Why does NPR White House correspondent Franco Ordoñez have a job? Here's what he said yesterday on All Things Considered in response to a question about a possible White House response to this weekend's shootings in El Paso and Dayton:
But the White House probably needs to take on the NRA. This is an issue. The NRA is a big supporter of Trump, and Trump has been a big supporter of the NRA. He once flirted with going against them after the Parkland shooting, but he kind of backed off. Another issue is that, you know, he has - he is likely going to have to take a more direct push on white nationalism because until now, he has downplayed that threat. Even in March, when reporters asked him directly whether he saw white nationalism as a rising threat, he answered, I don't really, I think it's a small group of people that have a very serious problem. So there'll be more and more questions about that to him.
Um ... no.

Trump "probably needs to take on the NRA"? "Needs" for what reason? To be an effective president? He doesn't care about that. (He cares about being perceived as the greatest president ever, but actually doing his job well doesn't interest him.) To persuade people outside his base that he shares their concerns? He doesn't care about that either.

Yes, he flirted with taking on the NRA after the Parkland shooting:
He expressed openness to raising the age for buying certain assault rifles to 21, supported a background check proposal from Sens. Pat Toomey (R-PA) and Joe Manchin (D-WV) that has twice failed in the Senate, and even seemed to express support for an assault weapons ban proposal from Sen. Dianne Feinstein (D-CA). He said law enforcement should take firearms from individuals deemed dangerous and then go to court. “You’re afraid of the NRA,” he told Toomey when he said his bill didn’t address changing the gun purchase age limit.
But that didn't last:
At the NRA’s annual convention in Dallas, Trump called again for arming teachers and increasing school security to head off future mass shootings like the one in Parkland, Florida in February that killed 17 people. Such measures are supported by the NRA....

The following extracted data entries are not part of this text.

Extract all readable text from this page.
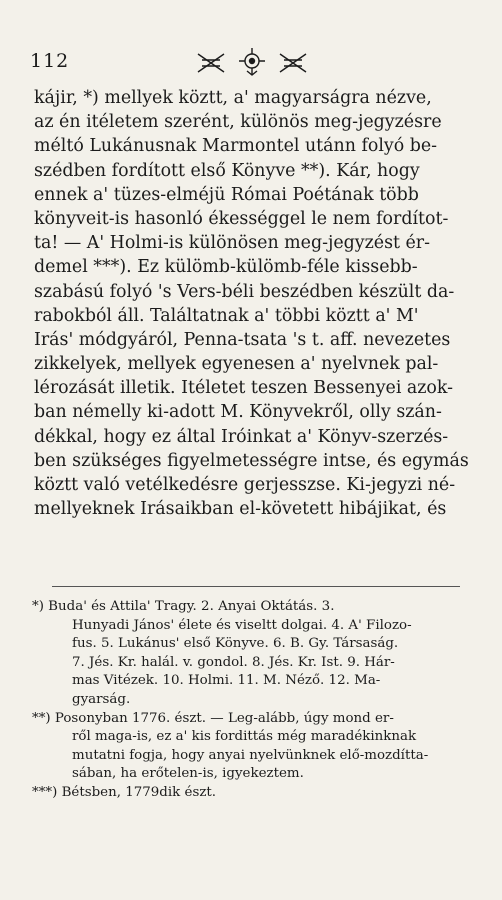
112
kájir, *) mellyek köztt, a' magyarságra nézve,
az én itéletem szerént, különös meg-jegyzésre
méltó Lukánusnak Marmontel utánn folyó be-
szédben fordított első Könyve **). Kár, hogy
ennek a' tüzes-elméjü Római Poétának több
könyveit-is hasonló ékességgel le nem fordítot-
ta! — A' Holmi-is különösen meg-jegyzést ér-
demel ***). Ez külömb-külömb-féle kissebb-
szabású folyó 's Vers-béli beszédben készült da-
rabokból áll. Találtatnak a' többi köztt a' M'
Irás' módgyáról, Penna-tsata 's t. aff. nevezetes
zikkelyek, mellyek egyenesen a' nyelvnek pal-
lérozását illetik. Itéletet teszen Bessenyei azok-
ban némelly ki-adott M. Könyvekről, olly szán-
dékkal, hogy ez által Iróinkat a' Könyv-szerzés-
ben szükséges figyelmetességre intse, és egymás
köztt való vetélkedésre gerjesszse. Ki-jegyzi né-
mellyeknek Irásaikban el-követett hibájikat, és
*) Buda' és Attila' Tragy. 2. Anyai Oktátás. 3.
Hunyadi János' élete és viseltt dolgai. 4. A' Filozo-
fus. 5. Lukánus' első Könyve. 6. B. Gy. Társaság.
7. Jés. Kr. halál. v. gondol. 8. Jés. Kr. Ist. 9. Hár-
mas Vitézek. 10. Holmi. 11. M. Néző. 12. Ma-
gyarság.
**) Posonyban 1776. észt. — Leg-alább, úgy mond er-
ről maga-is, ez a' kis fordittás még maradékinknak
mutatni fogja, hogy anyai nyelvünknek elő-mozdítta-
sában, ha erőtelen-is, igyekeztem.
***) Bétsben, 1779dik észt.
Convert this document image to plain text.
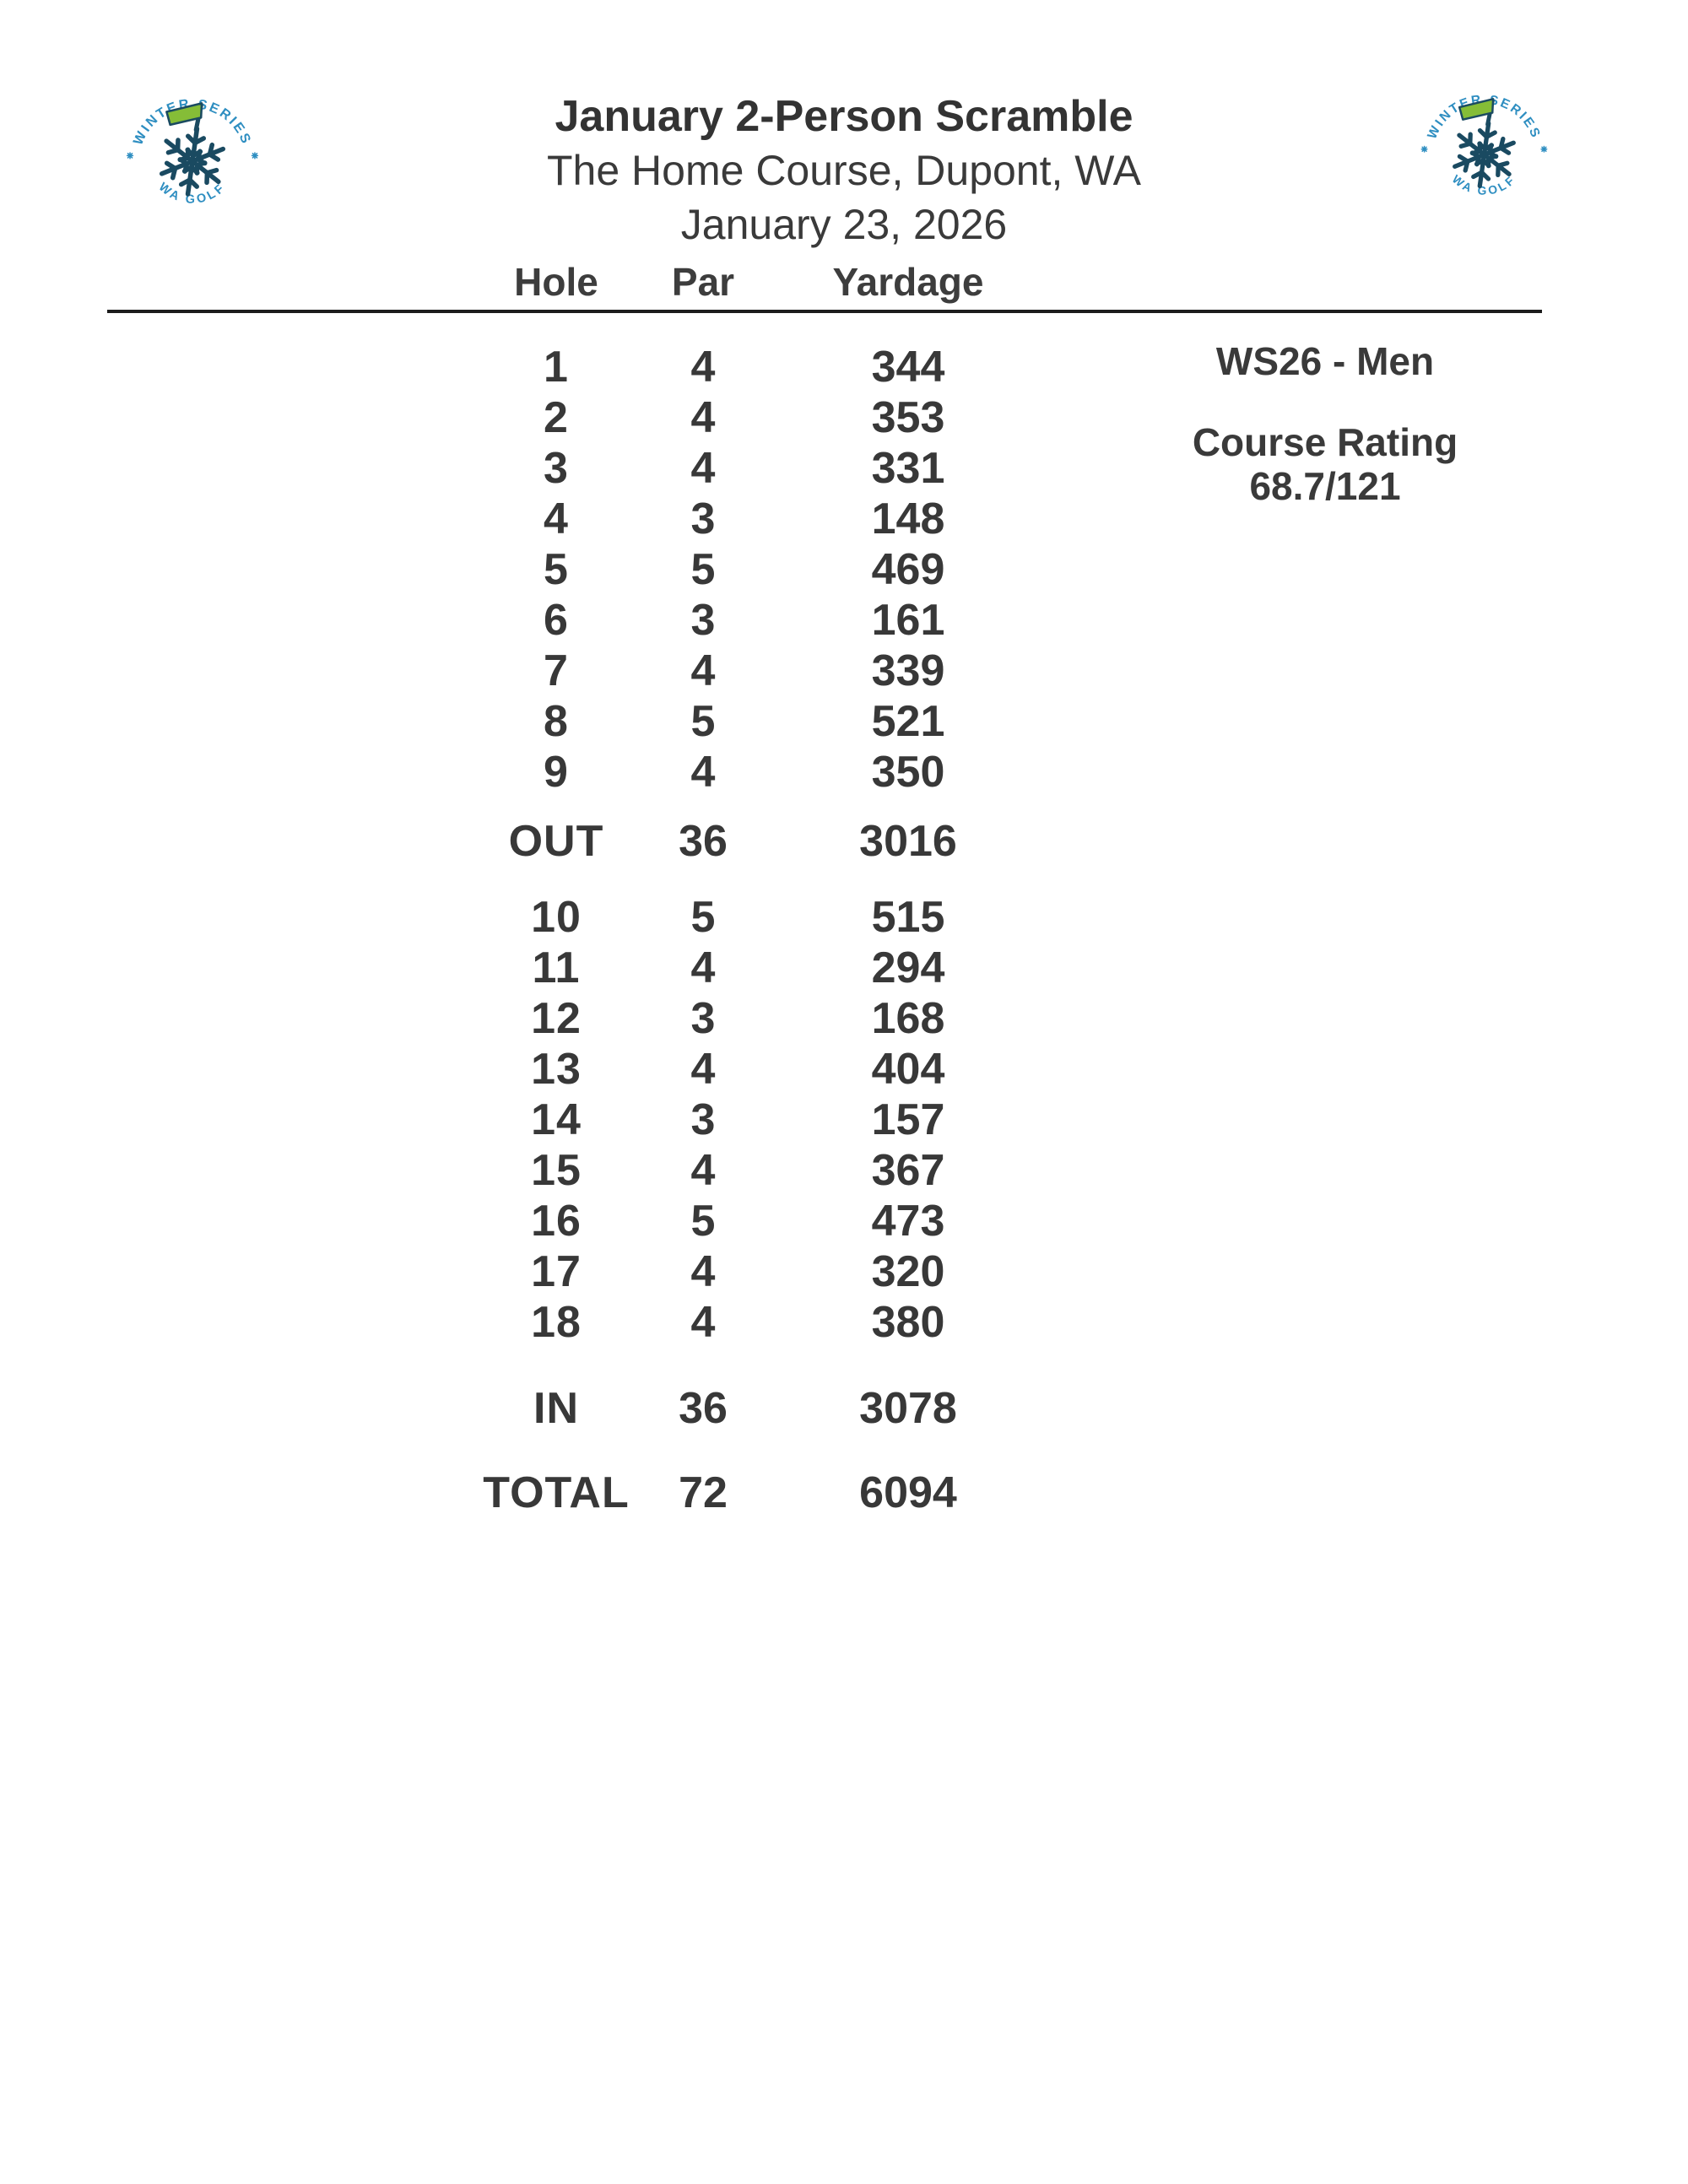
January 2-Person Scramble
The Home Course, Dupont, WA
January 23, 2026
Hole	Par	Yardage
1	4	344
2	4	353
3	4	331
4	3	148
5	5	469
6	3	161
7	4	339
8	5	521
9	4	350
OUT	36	3016
10	5	515
11	4	294
12	3	168
13	4	404
14	3	157
15	4	367
16	5	473
17	4	320
18	4	380
IN	36	3078
TOTAL	72	6094
WS26 - Men
Course Rating
68.7/121
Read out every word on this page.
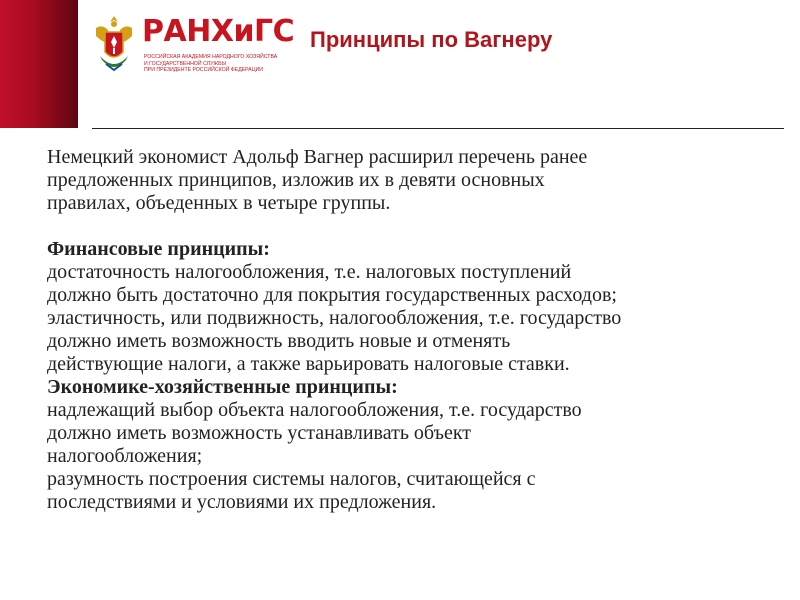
РАНХиГС
РОССИЙСКАЯ АКАДЕМИЯ НАРОДНОГО ХОЗЯЙСТВА
И ГОСУДАРСТВЕННОЙ СЛУЖБЫ
ПРИ ПРЕЗИДЕНТЕ РОССИЙСКОЙ ФЕДЕРАЦИИ
Принципы по Вагнеру

Немецкий экономист Адольф Вагнер расширил перечень ранее
предложенных принципов, изложив их в девяти основных
правилах, объеденных в четыре группы.

Финансовые принципы:

достаточность налогообложения, т.е. налоговых поступлений
должно быть достаточно для покрытия государственных расходов;

эластичность, или подвижность, налогообложения, т.е. государство
должно иметь возможность вводить новые и отменять
действующие налоги, а также варьировать налоговые ставки.

Экономике-хозяйственные принципы:

надлежащий выбор объекта налогообложения, т.е. государство
должно иметь возможность устанавливать объект
налогообложения;

разумность построения системы налогов, считающейся с
последствиями и условиями их предложения.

Trump made no mention of gun-control proposals he tentatively floated in the past, such as raising the age limit for buying rifles. The NRA opposes that and other limits on gun sales....
It's obvious at this moment that Trump has been urged not to speak impulsively. His team has working been working on a response for him. That means he's being steered away from challenging NRA dogma. (After Parkland, he must have naively believed that doing so would be regarded by his base as a show of toughness.)

And the notion that "he is likely going to have to take a more direct push on white nationalism" is equally absurd. He uttered a few anodyne words about hate yesterday, but then changed the subject:
“Hate has no place in our country, and we’re going to take care of it,” the president said, declining to elaborate but promising to speak more on Monday morning. He made no mention of white supremacy or the El Paso manifesto, but instead focused on what he called “a mental illness problem.”
Every intelligent, well-informed observer of Trump knows he won't take on either the NRA or white nationalists, and if he does somehow make tentative steps in either of those directions, he'll walk them back shortly afterward.

Why doesn't Ordoñez know this? Why do grumbling amateurs like me have to keep explaining this to professional journalists?

*****

UPDATE: Well, for now, Trump is talking about "tough background checks" -- and proposing to trade them for anti-immigration legislation.



So that's the plan his advisers cooked up over the last couple of days: Make him seem responsive (and responsible), but embed gun reform in a politically impossible tradeoff that appears to put the onus on Democrats. (Democrats know they could offer to rubber-stamp Trump's entire immigration agenda in return for a tiny improvement in gun safety and the GOP wouldn't allow the gun law to pass -- but Trump's base and many centrist voters don't understand that, and might fall for the notion that Democrats are too pro-immigrant to back even one of their own gun control proposals.)